Of course, recording the sound was no easy task. Working closely with sound director Andrey Dergachev, the team spent five days underground, focused purely on recording. But even with the best equipment and techniques and over two notebooks filled with notes, Andrey and Ruslan conceded it’s nearly impossible to get good sound in the subway. “I got really crazy with it. I had to stop because I wanted more, more, more, more, and it could end up killing the documentary,” he says. “For me, it’s still a question of balancing how to have good sound without destroying the feeling of reality.”
Exploring where beauty does or doesn’t fit into the swirl of sound, image, and story is nothing new in documentary filmmaking, but Ruslan sees that the terms of the game have changed. “For 60 or 70% of documentaries, it doesn’t matter how they look,” he says. “Now it’s changing, but five years ago, really people were focusing more on stories, people, and characters.”
It’s a nuanced issue—one Ruslan feels strongly about in his work. On the one hand, a new wave of highly regarded fiction filmmakers are foraying into documentary. Even the past edition of IDFA could attest to that, he notes. “This year! Alice Rohrwacher is one of my favorite fiction directors, and I really enjoy that they’re doing documentary too. Pietro Marcello, Andrea Arnold... you know, I grew up to Fish Tank, and even she makes documentary. I really appreciate it,” he says. Lesser-known names are playing more on the edge of documentary and fiction now too. “For example, Lake Forest Park in the Luminous program,” Ruslan says. “16mm, observational, semi-fictional movie. Good! I really like that it shows at IDFA, and I really can’t imagine that seven or eight years ago.”
But on the other hand, the interplay of documentary and fiction is coming up against a rampant commodification of the image. Ruslan speaks at length about the high-gloss visual culture that saturates Instagram and Netflix. “Nowadays, documentaries have become more popular, but at the same time, they're popular because of Netflix, and that means a lot of more attractive documentaries appear,” he explains. “People are a bit tired of attraction-fiction; they like fiction that’s more real, that’s closer to documentaries. And then documentary is trying to be close to fiction, and they’re moving toward each other.
“For me it’s a bad thing that Vimeo, a lot of advertising, TV series, Netflix stuff, have become a lot about the visual... Sometimes I check the Instagram accounts of young directors who work on fiction, advertisements, and music videos. You see the screenshots, and you say wow, wow, wow! And then you go watch the music videos and after two minutes, you just close it. Because of what? Because everybody now is stuck on images, visual things.”

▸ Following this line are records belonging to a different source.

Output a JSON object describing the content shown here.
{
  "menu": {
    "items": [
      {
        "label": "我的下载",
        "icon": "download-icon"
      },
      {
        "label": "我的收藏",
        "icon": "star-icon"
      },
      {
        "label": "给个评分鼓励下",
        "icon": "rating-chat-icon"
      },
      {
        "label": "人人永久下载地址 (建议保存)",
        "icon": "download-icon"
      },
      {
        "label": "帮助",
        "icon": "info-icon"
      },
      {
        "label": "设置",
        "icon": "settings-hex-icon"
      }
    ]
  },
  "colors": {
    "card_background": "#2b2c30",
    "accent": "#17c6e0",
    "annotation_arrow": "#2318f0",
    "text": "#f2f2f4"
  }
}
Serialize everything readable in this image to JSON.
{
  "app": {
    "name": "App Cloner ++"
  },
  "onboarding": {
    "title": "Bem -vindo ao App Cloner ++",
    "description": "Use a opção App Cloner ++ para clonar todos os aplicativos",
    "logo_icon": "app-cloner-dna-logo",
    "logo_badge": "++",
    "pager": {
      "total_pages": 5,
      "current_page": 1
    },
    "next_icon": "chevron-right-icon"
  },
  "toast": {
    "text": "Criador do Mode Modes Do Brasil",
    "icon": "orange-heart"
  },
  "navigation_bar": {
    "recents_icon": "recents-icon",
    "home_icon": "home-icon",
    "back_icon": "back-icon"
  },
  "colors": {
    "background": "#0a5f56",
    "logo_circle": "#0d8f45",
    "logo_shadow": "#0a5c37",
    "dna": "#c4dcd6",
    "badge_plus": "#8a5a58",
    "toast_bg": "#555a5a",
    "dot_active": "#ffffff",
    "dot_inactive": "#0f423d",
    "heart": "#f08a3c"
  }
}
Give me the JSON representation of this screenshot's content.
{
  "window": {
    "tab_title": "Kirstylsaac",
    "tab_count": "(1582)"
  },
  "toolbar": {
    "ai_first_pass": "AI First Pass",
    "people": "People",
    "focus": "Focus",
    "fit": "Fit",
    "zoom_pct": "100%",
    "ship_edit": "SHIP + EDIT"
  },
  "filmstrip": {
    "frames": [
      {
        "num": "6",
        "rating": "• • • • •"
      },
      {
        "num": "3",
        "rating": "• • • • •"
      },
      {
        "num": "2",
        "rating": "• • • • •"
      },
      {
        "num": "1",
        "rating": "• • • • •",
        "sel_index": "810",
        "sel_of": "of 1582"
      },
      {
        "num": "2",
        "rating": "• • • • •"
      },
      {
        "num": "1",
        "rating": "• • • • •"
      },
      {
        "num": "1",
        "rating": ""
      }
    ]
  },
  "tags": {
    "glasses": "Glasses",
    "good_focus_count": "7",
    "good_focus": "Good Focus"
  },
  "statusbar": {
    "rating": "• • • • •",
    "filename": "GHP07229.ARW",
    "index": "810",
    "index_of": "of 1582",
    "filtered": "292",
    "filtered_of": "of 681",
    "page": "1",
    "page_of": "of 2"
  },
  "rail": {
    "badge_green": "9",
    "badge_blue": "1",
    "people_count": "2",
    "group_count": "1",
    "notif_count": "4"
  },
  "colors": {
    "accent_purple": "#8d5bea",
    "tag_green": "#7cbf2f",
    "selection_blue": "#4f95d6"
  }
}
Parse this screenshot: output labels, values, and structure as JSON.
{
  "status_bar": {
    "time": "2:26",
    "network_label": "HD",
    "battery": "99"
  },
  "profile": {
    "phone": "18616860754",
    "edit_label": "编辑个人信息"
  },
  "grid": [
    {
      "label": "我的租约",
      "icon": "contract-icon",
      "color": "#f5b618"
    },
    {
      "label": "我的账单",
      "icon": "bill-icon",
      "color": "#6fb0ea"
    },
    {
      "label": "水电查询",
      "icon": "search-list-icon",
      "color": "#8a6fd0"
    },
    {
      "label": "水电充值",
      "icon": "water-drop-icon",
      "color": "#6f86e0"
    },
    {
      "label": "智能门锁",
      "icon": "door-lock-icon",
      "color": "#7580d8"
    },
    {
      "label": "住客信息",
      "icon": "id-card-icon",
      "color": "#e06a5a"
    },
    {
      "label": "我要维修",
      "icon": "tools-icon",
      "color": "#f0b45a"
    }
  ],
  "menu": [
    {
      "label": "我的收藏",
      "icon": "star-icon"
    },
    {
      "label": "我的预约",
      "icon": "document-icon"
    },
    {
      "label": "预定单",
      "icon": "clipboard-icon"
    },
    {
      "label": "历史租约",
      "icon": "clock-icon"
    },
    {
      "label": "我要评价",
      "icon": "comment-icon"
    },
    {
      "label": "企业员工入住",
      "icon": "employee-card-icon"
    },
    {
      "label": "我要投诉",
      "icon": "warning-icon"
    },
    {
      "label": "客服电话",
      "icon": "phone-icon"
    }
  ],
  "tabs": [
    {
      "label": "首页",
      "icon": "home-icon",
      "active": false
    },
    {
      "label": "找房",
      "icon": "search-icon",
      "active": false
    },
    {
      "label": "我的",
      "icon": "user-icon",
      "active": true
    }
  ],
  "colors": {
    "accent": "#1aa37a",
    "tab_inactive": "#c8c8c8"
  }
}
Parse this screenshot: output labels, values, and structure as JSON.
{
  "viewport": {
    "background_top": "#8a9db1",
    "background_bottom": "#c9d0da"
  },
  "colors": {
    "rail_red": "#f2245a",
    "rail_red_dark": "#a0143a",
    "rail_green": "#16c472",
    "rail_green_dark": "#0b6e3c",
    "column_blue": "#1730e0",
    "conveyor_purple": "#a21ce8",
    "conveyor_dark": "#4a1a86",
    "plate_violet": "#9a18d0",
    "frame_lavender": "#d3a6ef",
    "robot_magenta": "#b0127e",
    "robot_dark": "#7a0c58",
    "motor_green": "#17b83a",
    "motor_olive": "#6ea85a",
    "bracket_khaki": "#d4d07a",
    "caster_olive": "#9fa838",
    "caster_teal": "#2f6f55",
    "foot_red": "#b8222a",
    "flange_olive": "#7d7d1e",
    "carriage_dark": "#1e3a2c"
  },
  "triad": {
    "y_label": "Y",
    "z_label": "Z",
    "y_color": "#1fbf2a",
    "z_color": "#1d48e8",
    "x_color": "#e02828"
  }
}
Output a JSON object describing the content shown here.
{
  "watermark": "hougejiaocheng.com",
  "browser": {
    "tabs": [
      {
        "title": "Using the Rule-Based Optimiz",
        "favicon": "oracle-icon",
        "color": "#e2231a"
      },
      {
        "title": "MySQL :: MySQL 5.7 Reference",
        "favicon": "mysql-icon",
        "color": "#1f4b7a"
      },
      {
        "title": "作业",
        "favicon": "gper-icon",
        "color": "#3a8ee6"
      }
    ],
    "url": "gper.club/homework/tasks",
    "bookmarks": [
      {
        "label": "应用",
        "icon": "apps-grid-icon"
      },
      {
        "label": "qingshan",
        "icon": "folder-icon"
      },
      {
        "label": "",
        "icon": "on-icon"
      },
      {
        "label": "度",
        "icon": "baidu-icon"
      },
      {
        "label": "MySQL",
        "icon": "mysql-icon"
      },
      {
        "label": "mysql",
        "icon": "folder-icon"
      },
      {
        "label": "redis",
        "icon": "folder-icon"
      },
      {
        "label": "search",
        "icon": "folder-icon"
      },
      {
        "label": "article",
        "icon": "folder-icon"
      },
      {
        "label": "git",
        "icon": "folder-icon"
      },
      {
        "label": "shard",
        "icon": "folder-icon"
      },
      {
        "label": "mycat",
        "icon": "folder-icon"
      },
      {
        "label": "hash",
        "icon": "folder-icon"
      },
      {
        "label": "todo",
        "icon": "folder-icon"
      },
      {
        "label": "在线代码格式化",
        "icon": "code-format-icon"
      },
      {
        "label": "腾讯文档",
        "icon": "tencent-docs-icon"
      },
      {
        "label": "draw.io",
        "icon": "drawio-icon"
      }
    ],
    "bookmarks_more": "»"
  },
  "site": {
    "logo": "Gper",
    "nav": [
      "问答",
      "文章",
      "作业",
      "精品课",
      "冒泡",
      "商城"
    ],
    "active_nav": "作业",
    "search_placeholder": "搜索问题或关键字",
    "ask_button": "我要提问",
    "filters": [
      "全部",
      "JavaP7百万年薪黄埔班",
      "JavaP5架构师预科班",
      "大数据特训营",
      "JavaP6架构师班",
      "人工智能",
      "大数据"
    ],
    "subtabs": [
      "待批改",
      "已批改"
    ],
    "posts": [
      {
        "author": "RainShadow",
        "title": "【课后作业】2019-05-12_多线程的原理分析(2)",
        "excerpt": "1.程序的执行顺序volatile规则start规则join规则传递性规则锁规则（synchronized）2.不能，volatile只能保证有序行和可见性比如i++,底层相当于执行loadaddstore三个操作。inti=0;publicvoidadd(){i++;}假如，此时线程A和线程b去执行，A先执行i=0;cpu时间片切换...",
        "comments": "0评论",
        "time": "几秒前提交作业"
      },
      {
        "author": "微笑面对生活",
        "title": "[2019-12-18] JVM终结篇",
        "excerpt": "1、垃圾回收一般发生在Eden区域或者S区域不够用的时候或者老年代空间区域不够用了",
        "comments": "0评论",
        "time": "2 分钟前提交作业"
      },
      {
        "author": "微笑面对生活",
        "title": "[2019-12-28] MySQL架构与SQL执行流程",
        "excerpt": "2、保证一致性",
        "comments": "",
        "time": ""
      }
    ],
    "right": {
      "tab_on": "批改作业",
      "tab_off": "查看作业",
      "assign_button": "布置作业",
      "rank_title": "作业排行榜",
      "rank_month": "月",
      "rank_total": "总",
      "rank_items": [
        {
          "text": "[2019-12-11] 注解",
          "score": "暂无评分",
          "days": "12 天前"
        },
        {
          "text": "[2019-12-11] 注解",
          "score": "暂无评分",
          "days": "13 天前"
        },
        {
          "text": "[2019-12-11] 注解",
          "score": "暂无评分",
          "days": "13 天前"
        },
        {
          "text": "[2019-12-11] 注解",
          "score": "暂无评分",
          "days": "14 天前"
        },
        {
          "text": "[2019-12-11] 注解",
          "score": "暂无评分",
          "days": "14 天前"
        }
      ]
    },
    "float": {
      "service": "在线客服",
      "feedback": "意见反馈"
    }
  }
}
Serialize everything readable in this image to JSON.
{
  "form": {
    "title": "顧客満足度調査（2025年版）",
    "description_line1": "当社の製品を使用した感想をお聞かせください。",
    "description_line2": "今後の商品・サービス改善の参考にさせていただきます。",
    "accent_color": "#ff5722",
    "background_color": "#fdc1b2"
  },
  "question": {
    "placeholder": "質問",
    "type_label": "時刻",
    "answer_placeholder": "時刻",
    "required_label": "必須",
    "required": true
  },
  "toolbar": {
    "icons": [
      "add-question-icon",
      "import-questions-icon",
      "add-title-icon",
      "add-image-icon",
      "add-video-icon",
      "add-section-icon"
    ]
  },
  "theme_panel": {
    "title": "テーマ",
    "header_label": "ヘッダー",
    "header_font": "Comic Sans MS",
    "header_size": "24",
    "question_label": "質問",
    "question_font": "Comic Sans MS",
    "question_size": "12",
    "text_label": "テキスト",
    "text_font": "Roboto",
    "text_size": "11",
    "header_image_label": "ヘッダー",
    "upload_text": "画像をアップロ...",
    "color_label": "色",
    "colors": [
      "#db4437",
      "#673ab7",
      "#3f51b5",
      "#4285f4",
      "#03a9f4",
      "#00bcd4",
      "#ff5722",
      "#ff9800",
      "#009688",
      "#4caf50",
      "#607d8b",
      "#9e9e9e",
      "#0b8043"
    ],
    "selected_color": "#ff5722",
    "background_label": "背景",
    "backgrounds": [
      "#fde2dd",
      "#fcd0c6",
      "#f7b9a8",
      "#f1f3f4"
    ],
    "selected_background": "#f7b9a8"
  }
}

For Ruslan, the cultural apex of the image only fuels his drive to rise above it. That means slowing down, returning to the realm of ideas, and trusting your instincts. “Sometimes you wake up one morning, and you think, I have to do it. When you’re thinking about it, you have to do it. You have to make it,” he says. Last time, that revelation took him to the endless tunnels of Moscow, where he knew plenty of life awaited him, as well as more opportunities to catch it. Where that fervor takes him next, will surely be worth the wait.